Fall 2019 Event: International Day of the Girl Child
The October 11 iZōsh Event was a special one, as the Ann Arbor chapter met on International Day of the Girl Child, and iZōsh members were invited to bring their daughters to join them. I was thrilled to be able to share the experience of one of our Events with my own daughters, for them to see firsthand what it looks like when women invest in women. We began as usual with the stone voting, so my girls and I read about each woman’s loan needs and cast our votes. After grabbing some delicious snacks, we settled in to our seats and had the opportunity to do some voting for loan recipients at our tables. It’s always hard to choose when you want everyone to receive funding!
“I wish we could help all of the people start a business!” (10 year-old daughter)
After some distress that not all the women seeking loans would receive funding that night, it was reassuring for my girls to learn how the micro-loans work and that once the loans are paid back, the money goes to fund more women desiring micro-loans. iZōsh Ann Arbor Chair Katie Glupker’s explanation and the statistics on the improvements being made in the declining poverty rate resonated with our hearts’ desire. She explained that the discontent we feel is actually “a good kind of discontent,” because while we can see that there is still a lot of work to do, the iZōsh ministry allows us to DO something right then to improve the situation.
When keynote speaker Lillian Covington from Opportunity International stepped up to speak, she first asked each table of eight do an exercise. Each attendee read a real-life description of a woman in extreme poverty and a situation she faced. We imagined what it was like to be her and tried to imagine what decision we might make in the same situation.
“I can’t believe that women have to make decisions like this! How is that even a thing?” (16 year-old daughter)
We shared our situations and thoughts among our group. Our table quickly saw how powerful it was for women to be part of a Savings Group and obtain micro-loans in order to not just be able to grow a business that would provide for the immediate needs of their families, but also to allow them to invest in schooling for their children in hopes of a better future for them. Ms. Covington then spoke about how micro-loans have helped these women and many more, and she shared about the important work that Opportunity International continues to do on this front every day.
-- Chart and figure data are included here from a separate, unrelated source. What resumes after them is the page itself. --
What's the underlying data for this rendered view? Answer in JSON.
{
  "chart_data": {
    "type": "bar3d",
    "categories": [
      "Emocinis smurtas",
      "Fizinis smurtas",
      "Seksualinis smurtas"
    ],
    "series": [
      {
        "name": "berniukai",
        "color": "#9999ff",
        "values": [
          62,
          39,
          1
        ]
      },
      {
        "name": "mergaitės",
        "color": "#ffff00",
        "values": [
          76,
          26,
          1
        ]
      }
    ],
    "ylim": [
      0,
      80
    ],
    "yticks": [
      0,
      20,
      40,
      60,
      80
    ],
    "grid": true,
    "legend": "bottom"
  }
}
Catching hold of the excitement from the impact micro-loans make, particularly in educating girls for the hope of brighter futures, my 10 year-old did not hold back her questions during the open Q&A time. After we got home, she provided her reflection on the night:
“At iZōsh, I learned how other people lived. I wish we could help all of these people start a business. While I was there, I imagined what it would be like to live like them, and I immediately felt extremely bad for them. I learned so much while also having a great time at iZōsh. I wish I could be a member and go to all of the meetings.”
As I was tucking her in a little later that night, her sleepy voice offered one last thought: “Mom, you are making a difference not just in my own life, but in other people’s lives. You matter, mom, and the women you are helping matter.”
That is the beauty of iZōsh: we learn together, give together, and celebrate joyfully that women and their families are one step closer to brighter futures.